Sans doute emboîtant le pas aux commémorations tricentenaires de la mort du Roi Soleil, le Théâtre de Caen reprend l'opportune reconstitution lilloise, vue l'automne dernier, de Serse, l'ouvrage présenté par Cavalli pour les festivités du mariage de Louis XIV, avec les ballets de Lully composés afin de répondre au goût de l'aristocratie française et du souverain en particulier. Palliant le retard des travaux du Théâtre des Tuileries conçu pour Ercole amante, commandé pour l'occasion [lire notre chronique du 28 septembre 2006], le compositeur italien avait emmené dans ses bagages son Serse, créé en 1654, complété alors par les divertissements chorégraphiques de la main d'un compatriote qui allait devenir le musicien officiel de la cour de France.

La mise en scène de Guy Cassiers prend en compte le contexte circonstanciel et s'inscrit dans une évocation minimaliste du Louvre à l'aide de praticables dorés, conçus par Tim van Steenbergen, qui forment perspective, tandis qu'à chaque intermède dansé, celle de la Galerie d'Apollon descend en panneau vidéographique, animé par Frederik Jassogne.
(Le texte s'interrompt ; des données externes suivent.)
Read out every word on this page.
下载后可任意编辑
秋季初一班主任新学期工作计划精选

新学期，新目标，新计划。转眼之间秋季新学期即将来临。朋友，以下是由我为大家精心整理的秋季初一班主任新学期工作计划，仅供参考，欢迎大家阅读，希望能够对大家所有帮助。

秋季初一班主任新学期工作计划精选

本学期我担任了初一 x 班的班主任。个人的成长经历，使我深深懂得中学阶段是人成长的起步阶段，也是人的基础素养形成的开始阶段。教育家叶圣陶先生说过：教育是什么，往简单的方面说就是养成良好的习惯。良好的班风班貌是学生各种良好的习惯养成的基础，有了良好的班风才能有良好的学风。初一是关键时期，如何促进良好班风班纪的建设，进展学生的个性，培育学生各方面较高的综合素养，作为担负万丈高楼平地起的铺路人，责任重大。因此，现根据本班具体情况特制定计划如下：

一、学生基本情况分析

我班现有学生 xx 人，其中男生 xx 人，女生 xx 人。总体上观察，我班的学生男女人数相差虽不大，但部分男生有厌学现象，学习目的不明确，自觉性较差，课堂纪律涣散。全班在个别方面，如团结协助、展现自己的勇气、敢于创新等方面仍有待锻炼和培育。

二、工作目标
À la seconde partie, le plateau se dénude jusqu'à laisser apparentes les coulisses, au fil du dénouement de l'intrigue. S'il ne saurait prétendre à l'originalité, le procédé, décliné selon le « léché » réglementaire, s'abstient de facilités systématiques vues ailleurs, grâce, entre autres, aux lumières de Maarten Warmerdam qui calibrent subtilement les degrés d'intimités du drame. Les costumes participent d'une dialectique habile, entre vestiaire allégeant avec une sobriété presque contemporaine la mode populaire du Grand Siècle, et habit d'apparat réactualisant façon Pop art le scintillement des officialités de l'époque. Réglée par Maud Le Pladec, la chorégraphie manifeste semblable équilibre entre histoire et modernité, quand l'entracte fige en plantons trois des danseurs de la Compagnie Leda – signe vraisemblablement plus esthétique qu'herméneutique.
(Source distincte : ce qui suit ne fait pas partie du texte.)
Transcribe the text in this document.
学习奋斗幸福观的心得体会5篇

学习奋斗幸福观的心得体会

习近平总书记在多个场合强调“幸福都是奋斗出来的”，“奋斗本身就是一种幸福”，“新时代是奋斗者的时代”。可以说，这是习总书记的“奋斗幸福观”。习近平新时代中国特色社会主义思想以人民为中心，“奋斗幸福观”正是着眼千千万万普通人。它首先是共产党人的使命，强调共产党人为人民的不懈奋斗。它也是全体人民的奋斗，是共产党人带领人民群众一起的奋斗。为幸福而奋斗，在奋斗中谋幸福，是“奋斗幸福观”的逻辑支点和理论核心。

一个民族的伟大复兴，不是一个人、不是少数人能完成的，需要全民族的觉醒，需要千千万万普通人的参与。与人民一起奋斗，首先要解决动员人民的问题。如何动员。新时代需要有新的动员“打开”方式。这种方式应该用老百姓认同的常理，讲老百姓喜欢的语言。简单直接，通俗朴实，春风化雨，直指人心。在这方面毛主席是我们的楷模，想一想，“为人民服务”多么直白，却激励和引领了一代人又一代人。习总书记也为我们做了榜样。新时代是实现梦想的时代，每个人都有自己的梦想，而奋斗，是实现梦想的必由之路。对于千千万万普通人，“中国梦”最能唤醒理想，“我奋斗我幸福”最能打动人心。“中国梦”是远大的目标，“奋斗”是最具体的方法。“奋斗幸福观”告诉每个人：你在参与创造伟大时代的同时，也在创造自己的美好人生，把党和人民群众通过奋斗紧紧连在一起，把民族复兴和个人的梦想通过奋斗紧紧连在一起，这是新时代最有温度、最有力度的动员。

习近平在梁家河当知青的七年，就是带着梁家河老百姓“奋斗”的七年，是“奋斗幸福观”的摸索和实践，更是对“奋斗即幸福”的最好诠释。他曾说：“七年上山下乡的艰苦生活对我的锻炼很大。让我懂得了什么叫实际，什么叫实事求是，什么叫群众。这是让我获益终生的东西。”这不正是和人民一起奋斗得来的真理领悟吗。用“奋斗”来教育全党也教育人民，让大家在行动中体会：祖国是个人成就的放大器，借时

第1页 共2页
Synthèse de jeunesse et de fidélité, la distribution vocale fait la part belle à la nouvelle génération que les maisons nordique et caennaise ont justement soutenue. Fruit révélé par le Jardin des Voix des Arts Florissants, alors encore en résidence normande, Emmanuelle de Negri [lire notre chronique du 26 janvier 2015 et notre critique du CD Pyrrhus] préserve son intense Amastre de sa mobilité réduite, consécutive à une chute sur une récente production, que la régie a d'ailleurs habilement adaptée avec un fauteuil en bois presque homogène à la conception visuelle. Emőke Baráth incarne une Romilda non moins sensible, à la musicalité également évidente [lire nos chroniques du 9 juillet 2013 et du 16 août 2012], quand Camille Poul instille à Adelanta une appréciable fébrilité dramatique [lire notre chronique du 16 juillet 2015].
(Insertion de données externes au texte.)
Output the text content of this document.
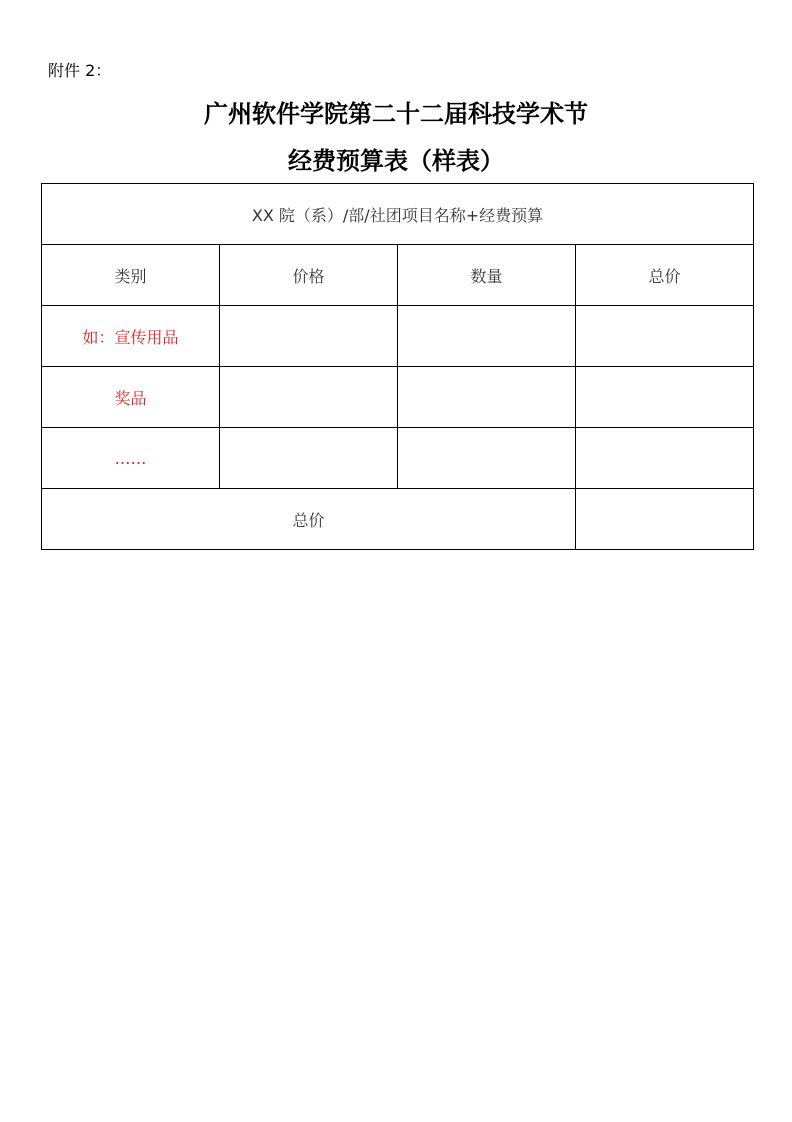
附件 2：
广州软件学院第二十二届科技学术节
经费预算表（样表）
XX 院（系）/部/社团项目名称+经费预算			
类别	价格	数量	总价
如：宣传用品			
奖品			
……			
总价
Dans le rôle-titre, la souveraineté d'Ugo Guagliardo privilégie souvent la présence des graves et de l'effet expressif à l'aristocratie de la ligne [lire notre chronique du 5 novembre 2013]. En Arsamene, le frère, Tim Mead lui donne une réplique au fait du style et du sentiment [lire nos chroniques du 8 octobre et du 11 juillet 2012, ainsi que du 15 juin 2005]. Carlo Allemano ne manque point d'autorité en Ariodate [lire notre chronique du 12 août 2012], tandis qu'Emiliano Gonzalez Toro soutient sans faillir les ressorts comiques d'Eumene, qu'il sait rendre touchants. Mentionnons encore l'Elviro de Pascal Bertin [lire nos chroniques du 30 août 2008 et du 11 juin 2006, mais aussi notre entretien], ainsi que Frédéric Caton en Aristone.

Réparti entre la fosse et les latéralités d'avant-scène – avec Cavalli du côté de l'usage habituel et de l'autre, les interventions de Lully, douées ainsid'un relief et d'une projection quasi cérémoniale, rehaussant une partition moins contrastée que le reste de l'opéra –, l'ensemble Le Concert d'Astrée affirme une admirable variété de couleurs et de textures qu'Emmanuelle Haïm distribue avec un instinct évident au fil de l'œuvre. On ne peut que se réjouir d'entendre leSerse de Cavalli servi avec une telle vitalité.